Corazones que aman
Hace pocas semanas han nacido dos niños, ninguno de ellos lo ha hecho en mi hospital, pero por diversos motivos he tenido noticias de ellos.
Una tarde cualquiera recibí en mi despacho a Eduardo; acababa de ser padre hacía unos días, pero su hija, su primera hija había nacido con graves secuelas que afectarían seriamente a su calidad de vida. La niña se mantenía con vida por la respiración asistida y las drogas que le suministraban al caso. Los médicos habían aconsejado retirar todo medio extraordinario y dejar morir a la niña. Eduardo se resistía a ello. Buscaba el consejo del sacerdote y el sosiego ante una decisión que implicaba poner a prueba su amor. Él, quería quedarse con su hija, le daba igual su situación, los sacrificios que exigiera y los cuidados que requiriera. Le hice ver que su gesto era heroico de por sí. Que aquella niña, sólo por nacer y ser bautizada se había “realizado” y que en definitiva no era él quien la condenaba a la muerte, ni quien le regalaba la vida, sino que era Dios. Que quizás a pesar de retirar esas asistencias extraordinarias, las cuales no hay obligación de mantener, la niña seguiría viva.
Eduardo lloraba, porque Eduardo tiene un corazón que ama. Al final fueron retirados los medios desproporcionados y la niña, por voluntad de Dios sigue con vida. Ahora llega el momento del amor escondido, ordinario, a veces con espinas, pero con la recompensa que supone la entrega a un hijo. El amor de esos padres compensara todas las demás deficiencias.

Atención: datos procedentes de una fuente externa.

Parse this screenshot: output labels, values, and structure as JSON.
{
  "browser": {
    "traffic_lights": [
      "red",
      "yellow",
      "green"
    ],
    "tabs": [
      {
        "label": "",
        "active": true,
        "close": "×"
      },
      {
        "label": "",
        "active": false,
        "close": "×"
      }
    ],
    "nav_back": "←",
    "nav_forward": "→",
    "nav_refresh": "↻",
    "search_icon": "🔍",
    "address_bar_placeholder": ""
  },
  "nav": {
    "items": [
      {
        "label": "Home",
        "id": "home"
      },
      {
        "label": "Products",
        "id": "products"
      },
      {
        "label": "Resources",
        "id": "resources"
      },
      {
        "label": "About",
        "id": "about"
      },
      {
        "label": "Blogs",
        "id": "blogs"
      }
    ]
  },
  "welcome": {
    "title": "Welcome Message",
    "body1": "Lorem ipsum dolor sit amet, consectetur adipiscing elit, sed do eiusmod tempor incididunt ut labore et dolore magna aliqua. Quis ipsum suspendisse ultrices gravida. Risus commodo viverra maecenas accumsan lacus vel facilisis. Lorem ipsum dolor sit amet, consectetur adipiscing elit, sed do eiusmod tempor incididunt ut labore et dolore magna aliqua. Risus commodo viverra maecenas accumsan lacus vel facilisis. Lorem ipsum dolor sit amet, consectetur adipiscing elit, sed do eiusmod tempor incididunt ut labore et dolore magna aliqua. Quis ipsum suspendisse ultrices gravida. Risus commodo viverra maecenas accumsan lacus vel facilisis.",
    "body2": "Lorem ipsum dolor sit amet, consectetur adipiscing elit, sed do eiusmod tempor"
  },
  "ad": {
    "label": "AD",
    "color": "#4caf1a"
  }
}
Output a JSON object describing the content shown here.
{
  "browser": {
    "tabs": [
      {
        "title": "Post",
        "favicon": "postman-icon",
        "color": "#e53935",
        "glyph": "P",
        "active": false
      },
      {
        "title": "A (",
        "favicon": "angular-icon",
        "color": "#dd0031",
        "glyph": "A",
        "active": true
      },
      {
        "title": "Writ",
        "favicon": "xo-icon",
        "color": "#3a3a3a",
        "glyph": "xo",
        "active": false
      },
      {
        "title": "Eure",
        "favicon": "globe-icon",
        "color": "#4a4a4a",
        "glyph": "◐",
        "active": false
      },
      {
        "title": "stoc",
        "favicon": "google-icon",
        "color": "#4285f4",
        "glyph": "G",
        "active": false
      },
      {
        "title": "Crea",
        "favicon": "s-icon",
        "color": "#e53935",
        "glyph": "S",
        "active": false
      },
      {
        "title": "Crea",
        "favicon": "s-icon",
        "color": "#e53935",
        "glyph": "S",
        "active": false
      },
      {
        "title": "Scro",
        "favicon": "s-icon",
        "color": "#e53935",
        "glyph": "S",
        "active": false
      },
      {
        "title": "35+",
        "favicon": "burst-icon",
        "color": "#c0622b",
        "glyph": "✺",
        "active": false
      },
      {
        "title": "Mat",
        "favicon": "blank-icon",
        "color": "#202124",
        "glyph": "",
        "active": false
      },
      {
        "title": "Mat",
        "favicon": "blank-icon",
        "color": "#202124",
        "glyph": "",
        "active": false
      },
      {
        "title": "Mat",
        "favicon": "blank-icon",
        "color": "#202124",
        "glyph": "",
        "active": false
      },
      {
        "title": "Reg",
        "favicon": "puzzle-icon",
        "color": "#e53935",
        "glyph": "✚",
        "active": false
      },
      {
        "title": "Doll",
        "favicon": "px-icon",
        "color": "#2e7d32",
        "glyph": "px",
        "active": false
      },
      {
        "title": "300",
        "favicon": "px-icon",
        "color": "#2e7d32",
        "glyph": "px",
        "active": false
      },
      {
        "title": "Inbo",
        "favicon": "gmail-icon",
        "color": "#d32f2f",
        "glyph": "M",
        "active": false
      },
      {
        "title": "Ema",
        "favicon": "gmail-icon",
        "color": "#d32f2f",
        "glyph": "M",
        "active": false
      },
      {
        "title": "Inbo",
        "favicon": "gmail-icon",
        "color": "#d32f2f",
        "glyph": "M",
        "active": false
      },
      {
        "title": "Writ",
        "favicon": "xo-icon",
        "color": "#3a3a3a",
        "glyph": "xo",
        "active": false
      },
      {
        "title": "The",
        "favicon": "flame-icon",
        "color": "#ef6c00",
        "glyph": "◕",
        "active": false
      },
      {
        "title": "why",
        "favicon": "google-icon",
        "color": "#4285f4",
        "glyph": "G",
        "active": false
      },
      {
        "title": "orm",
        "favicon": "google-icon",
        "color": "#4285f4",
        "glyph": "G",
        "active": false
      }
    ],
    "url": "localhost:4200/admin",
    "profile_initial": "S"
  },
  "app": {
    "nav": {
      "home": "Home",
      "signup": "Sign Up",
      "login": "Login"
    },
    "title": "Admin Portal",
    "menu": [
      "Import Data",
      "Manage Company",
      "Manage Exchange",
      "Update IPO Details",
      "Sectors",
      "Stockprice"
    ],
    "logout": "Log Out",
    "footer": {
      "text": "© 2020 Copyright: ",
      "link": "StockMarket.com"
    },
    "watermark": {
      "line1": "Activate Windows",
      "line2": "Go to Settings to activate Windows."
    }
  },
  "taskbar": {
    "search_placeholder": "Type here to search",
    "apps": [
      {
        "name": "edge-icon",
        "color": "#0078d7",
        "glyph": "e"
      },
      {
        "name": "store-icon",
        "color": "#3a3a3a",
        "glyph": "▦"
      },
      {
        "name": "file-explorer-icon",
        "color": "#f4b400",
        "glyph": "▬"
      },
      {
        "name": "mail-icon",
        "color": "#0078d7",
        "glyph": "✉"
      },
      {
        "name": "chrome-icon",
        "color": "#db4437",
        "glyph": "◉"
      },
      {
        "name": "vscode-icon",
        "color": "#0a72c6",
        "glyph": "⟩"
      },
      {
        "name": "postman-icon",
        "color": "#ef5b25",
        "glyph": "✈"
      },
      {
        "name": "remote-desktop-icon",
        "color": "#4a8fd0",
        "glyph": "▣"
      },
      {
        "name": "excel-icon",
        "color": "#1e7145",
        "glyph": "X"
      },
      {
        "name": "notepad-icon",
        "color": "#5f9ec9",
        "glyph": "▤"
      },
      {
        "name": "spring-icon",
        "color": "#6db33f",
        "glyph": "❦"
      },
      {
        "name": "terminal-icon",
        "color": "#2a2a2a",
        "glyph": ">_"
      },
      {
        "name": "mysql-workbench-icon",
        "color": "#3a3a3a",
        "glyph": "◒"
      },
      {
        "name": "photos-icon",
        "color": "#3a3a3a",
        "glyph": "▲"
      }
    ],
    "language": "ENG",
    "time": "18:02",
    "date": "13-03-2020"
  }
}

Pocos días después tenía conocimiento del nacimiento de otro niño, sobrino de un compañero, su situación era muy delicada por lesiones cerebrales. Los padres amaban también a ese niño y lo querían aunque viviera de alguna manera disminuido: ¡ Era su hijo !, también su primer hijo. Pues bien, por voluntad de Dios este niño ha muerto. Pero me han contado cómo, estando en la Unidad de Cuidados Intensivos de neonatos, al llegar su madre por las mañanas, al entrar por la puerta y saludar a las enfermeras, el corazón de aquel niño empezaba a latir con más fuerza y agitación. Los controles del ritmo cardíaco marcaban una alteración. Aquella voz le era familiar: ¡ Era la voz de su madre !. Quizás lo único que conocía de ella. Al sentir cerca al ser que le había engendrado a la vida, aquél corazoncito latía de amor y de emoción. Los latidos de ese corazón percibidos con nitidez compensan sin duda los amores recibidos de cualquier hijo.
Un corazón que ama, otro corazón que late, dos corazones que son reflejo del Amor y la Perfección de Dios. ¡Cuántas gracias le doy al Señor por estar en mi hospital!